Decentralized X-ray pulsar-based navigation system for space-borne gravitational wave detector

Abstract

In this paper, the inter-satellite link (ISL) aided X-ray pulsar-based navigation (XPNAV) system is studied to improve the survivability of space-borne gravitational wave detector. An unscented transform (UT) based distributed Kalman estimator is proposed for state estimation within less computational and communication costs. Three different navigation scenarios are designed based on a typical large-scale distributed heliocentric orbital space-borne gravitational wave detector, Laser Interferometer Space Antenna (LISA).

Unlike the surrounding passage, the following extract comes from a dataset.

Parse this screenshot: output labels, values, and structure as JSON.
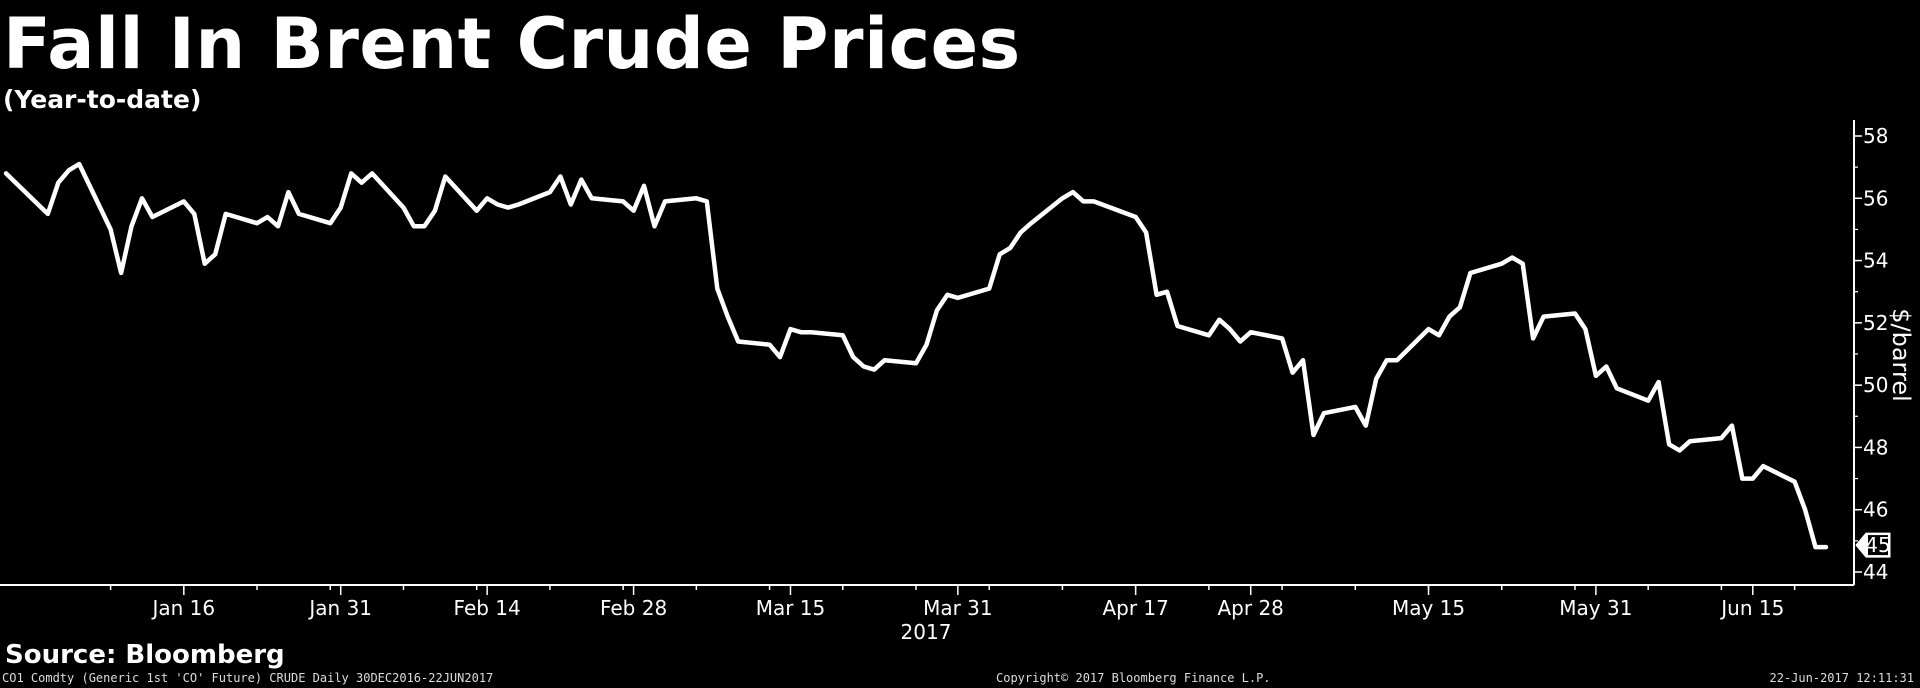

Simulation results show that the positioning root-mean-square error (RMSE) reduces ̃28% after introducing the ISL to XPNAV. Moreover, the proposed distributed Kalman estimator and the classical Kalman estimator shows similar performance in XPNAV/ISL integrated navigation system with the positioning RMSE of ̃528m and ̃520m, respectively. Compared with the classical method, both analytical and simulating analyses demonstrate that the proposed algorithm efficiently reduces the computational costs to 1/N2 for a team with N agents and avoids additional communication needs simultaneously. The efficient distributed Kalman estimator-based XPNAV/ISL integrated navigation provides a high-performance autonomous navigation solution for interplanetary spacecraft formation flying missions.